Jaroslav Hasek Fullscreen The Adventures of the Brave Soldier Schweik (1922)

Pause

He's not a horse and he's not in a stable.

He's in the Temple of the Lord. Let me tell you that, ducks. Now then, where was I?

Yes,' he continued in German, 'about peace in your souls. Very good.

Bear in mind, you cattle, that you're human beings and that you must look through the dark clouds into the wide spaces and know that everything here lasts only for a moment, while God is for eternity.

Very good, wasn't it, gentlemen?' (He lapsed into German again.)

'I ought to pray for you day and night, that merciful God, you bloody imbeciles, may infuse your cold hearts with His spirit and wash away your sins with His holy mercy, that you may be His for evermore and that He may love you for ever, you blackguards. But that's just where you're wrong.

I'm not going to lead you into paradise.'

The chaplain hiccoughed.

'No, I won't,' he repeated obstinately.

'I won't do anything for you.

I wouldn't dream of it, because you are incorrigible scum.

On your ways you will not be guided by the grace of the Lord, the breath of God's love will not be wafted on to you, because the Lord would not dream of having anything to do with such twisters as you. Do you hear that, you down there below in those pants?'

Twenty pairs of pants looked up and said as with one voice:

'Humbly report, sir, we hear.'

'It's not enough just to hear,' the chaplain continued.

'Dark is the cloud of life and God's smile will not take away your woe, you bloody apes, for God's goodness has its bounds too.

And don't choke yourself, you bounder at the back there, or I'll have you locked up until you're black in the face! And you down there, don't think that you're in the tap room!

God is supremely merciful, but only to decent people and not to the scum of human society who won't be guided by His laws or by service regulations.

That's what I wanted to tell you.

You don't know how to pray, and you think that going to chapel is some kind of entertainment like being at a theatre or cinema.

But I'll knock that out of your heads so that you don't think that I'm here to amuse you and bring pleasure to your lives.

I'll send each one of you into solitary confinement, that's what I'll do, you sods.

I'm wasting my time on you and I see it's all quite useless.

If the field marshal himself or the archbishop had been here you wouldn't reform, you wouldn't incline to the Lord.

But all the same one of these days you'll remember how I was trying to do you some good.'

Among the twenty pants a sob could be heard.

It was Svejk, who had burst into tears.

The chaplain looked down.

There stood Svejk rubbing his eyes with his fist.
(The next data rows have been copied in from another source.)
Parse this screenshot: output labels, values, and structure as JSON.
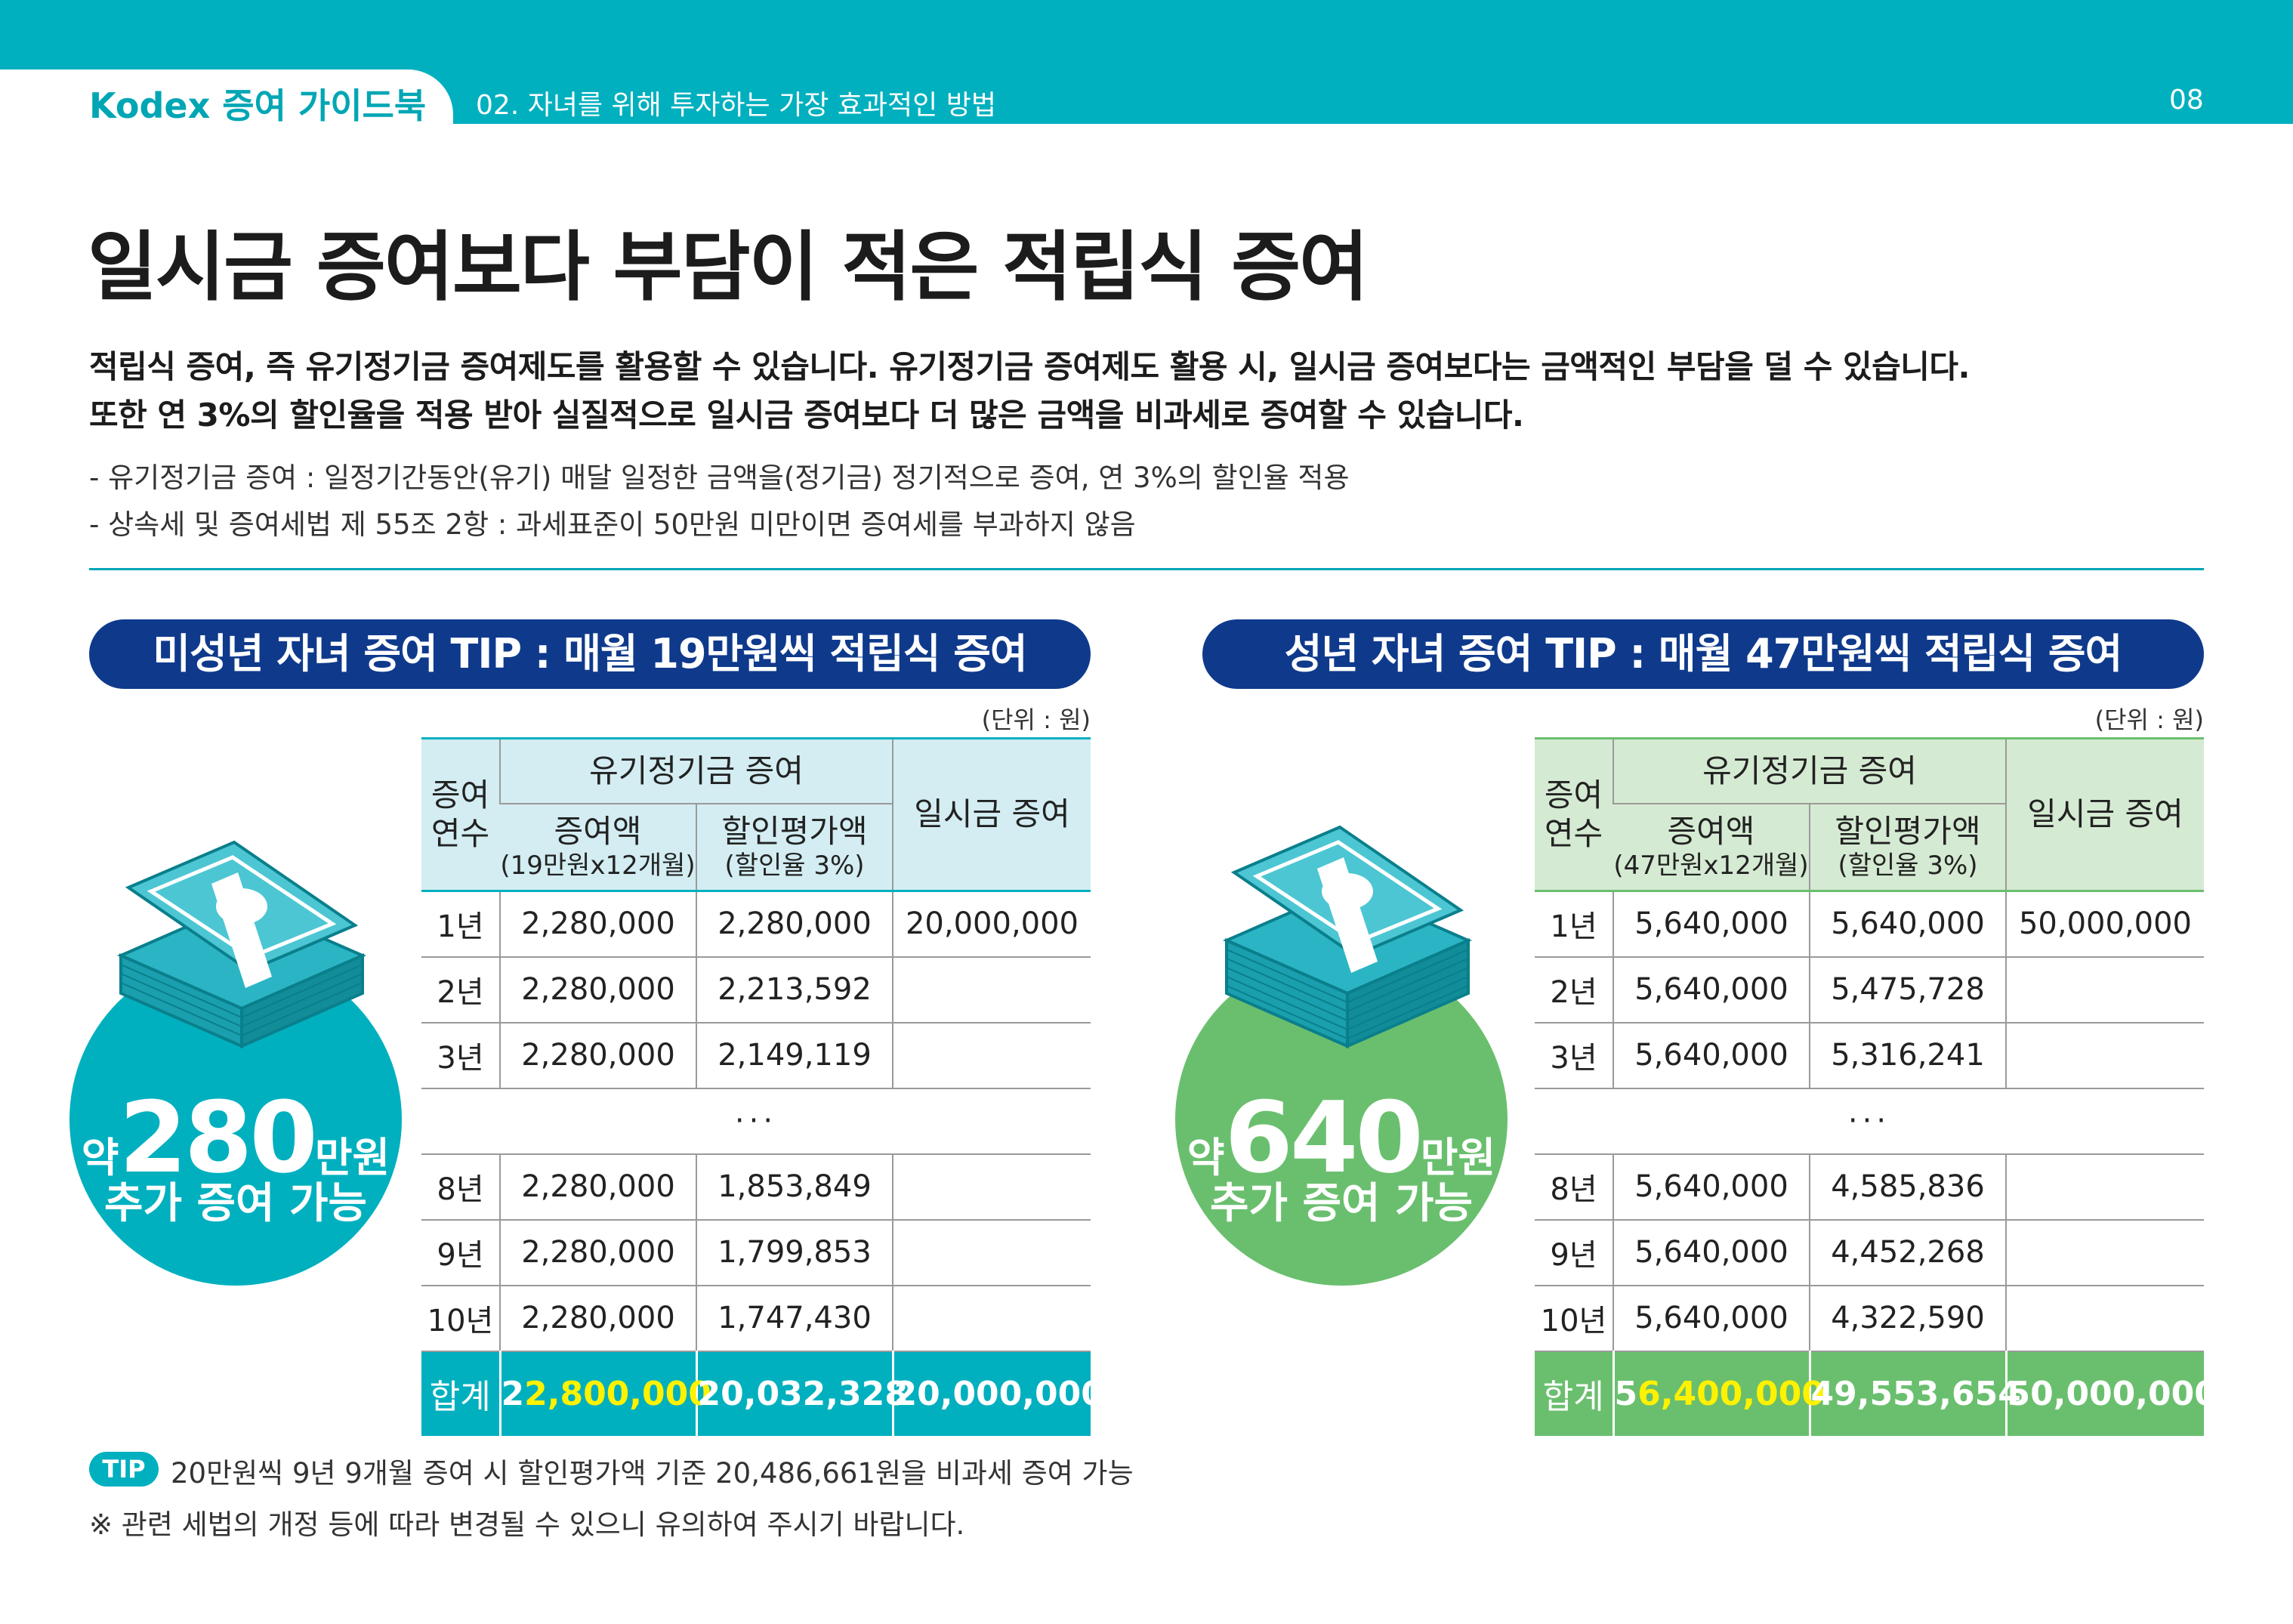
{
  "header": {
    "brand": "Kodex 증여 가이드북",
    "section": "02. 자녀를 위해 투자하는 가장 효과적인 방법",
    "page": "08"
  },
  "title": "일시금 증여보다 부담이 적은 적립식 증여",
  "intro": [
    "적립식 증여, 즉 유기정기금 증여제도를 활용할 수 있습니다. 유기정기금 증여제도 활용 시, 일시금 증여보다는 금액적인 부담을 덜 수 있습니다.",
    "또한 연 3%의 할인율을 적용 받아 실질적으로 일시금 증여보다 더 많은 금액을 비과세로 증여할 수 있습니다."
  ],
  "notes": [
    "- 유기정기금 증여 : 일정기간동안(유기) 매달 일정한 금액을(정기금) 정기적으로 증여, 연 3%의 할인율 적용",
    "- 상속세 및 증여세법 제 55조 2항 : 과세표준이 50만원 미만이면 증여세를 부과하지 않음"
  ],
  "colors": {
    "teal": "#00b0bf",
    "navy": "#0f3a8c",
    "green": "#6abf6e",
    "teal_light": "#d3edf2",
    "green_light": "#d5ead2"
  },
  "minor": {
    "pill": "미성년 자녀 증여 TIP : 매월 19만원씩 적립식 증여",
    "unit": "(단위 : 원)",
    "badge": {
      "prefix": "약",
      "number": "280",
      "suffix": "만원",
      "sub": "추가 증여 가능"
    },
    "headers": {
      "years": "증여 연수",
      "group": "유기정기금 증여",
      "amount": "증여액",
      "amount_sub": "(19만원x12개월)",
      "discount": "할인평가액",
      "discount_sub": "(할인율 3%)",
      "lump": "일시금 증여"
    },
    "rows": [
      {
        "year": "1년",
        "amount": "2,280,000",
        "discount": "2,280,000",
        "lump": "20,000,000"
      },
      {
        "year": "2년",
        "amount": "2,280,000",
        "discount": "2,213,592",
        "lump": ""
      },
      {
        "year": "3년",
        "amount": "2,280,000",
        "discount": "2,149,119",
        "lump": ""
      }
    ],
    "ellipsis": "···",
    "rows2": [
      {
        "year": "8년",
        "amount": "2,280,000",
        "discount": "1,853,849",
        "lump": ""
      },
      {
        "year": "9년",
        "amount": "2,280,000",
        "discount": "1,799,853",
        "lump": ""
      },
      {
        "year": "10년",
        "amount": "2,280,000",
        "discount": "1,747,430",
        "lump": ""
      }
    ],
    "total": {
      "label": "합계",
      "amount_lead": "2",
      "amount_rest": "2,800,000",
      "discount": "20,032,328",
      "lump": "20,000,000"
    }
  },
  "adult": {
    "pill": "성년 자녀 증여 TIP : 매월 47만원씩 적립식 증여",
    "unit": "(단위 : 원)",
    "badge": {
      "prefix": "약",
      "number": "640",
      "suffix": "만원",
      "sub": "추가 증여 가능"
    },
    "headers": {
      "years": "증여 연수",
      "group": "유기정기금 증여",
      "amount": "증여액",
      "amount_sub": "(47만원x12개월)",
      "discount": "할인평가액",
      "discount_sub": "(할인율 3%)",
      "lump": "일시금 증여"
    },
    "rows": [
      {
        "year": "1년",
        "amount": "5,640,000",
        "discount": "5,640,000",
        "lump": "50,000,000"
      },
      {
        "year": "2년",
        "amount": "5,640,000",
        "discount": "5,475,728",
        "lump": ""
      },
      {
        "year": "3년",
        "amount": "5,640,000",
        "discount": "5,316,241",
        "lump": ""
      }
    ],
    "ellipsis": "···",
    "rows2": [
      {
        "year": "8년",
        "amount": "5,640,000",
        "discount": "4,585,836",
        "lump": ""
      },
      {
        "year": "9년",
        "amount": "5,640,000",
        "discount": "4,452,268",
        "lump": ""
      },
      {
        "year": "10년",
        "amount": "5,640,000",
        "discount": "4,322,590",
        "lump": ""
      }
    ],
    "total": {
      "label": "합계",
      "amount_lead": "5",
      "amount_rest": "6,400,000",
      "discount": "49,553,654",
      "lump": "50,000,000"
    }
  },
  "tip": {
    "label": "TIP",
    "text": "20만원씩 9년 9개월 증여 시 할인평가액 기준 20,486,661원을 비과세 증여 가능"
  },
  "caution": "※ 관련 세법의 개정 등에 따라 변경될 수 있으니 유의하여 주시기 바랍니다."
}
Round him were signs of gleeful appreciation.

Pointing to Svejk the chaplain continued: 'Let every one of you take an example from this man.

What is he doing?

He's crying.

Don't cry, I tell you, don't cry!

Do you want to reform?

That's not so easy for you, my lad.

You're crying now, but when you go back to your cell you'll be just as big a bastard as you were before.

You'll have to think a lot about the unending grace and mercy of God. You'll have to work hard to see that your sinful soul finds the right path to tread in this world. Just now we saw a man who wants to be reformed bursting into tears. And what do the rest of you do?

Nothing at all.

Over there someone's chewing something, as though his parents had been ruminants, and over there they're searching for lice in their shirts in the Temple of the Lord.

Can't you do your scratching at home?

Must you reserve it just for the divine service?

And, Staff Warder, you never notice anything either.

After all, you're all soldiers and not a lot of half-witted civilians. You've got to behave as befits soldiers even if you're in a church.

For Christ's sake, get on with searching for God, and do your searching for lice at home.

That's all I've got to say, you gutter-snipes, and I request you to behave yourselves at Mass, so that it doesn't happen as it did last time, when people in the back rows were bartering government linen for bread and then gorging it during the elevation of the Host.'

The chaplain came down from the pulpit and went off to the vestry, followed by the staff warder.

After a while the staff warder came out, went straight up to Svejk, pulled him out of the group of twenty pants and led him away to the vestry.

The chaplain was sitting very comfortably on a table and rolling a cigarette.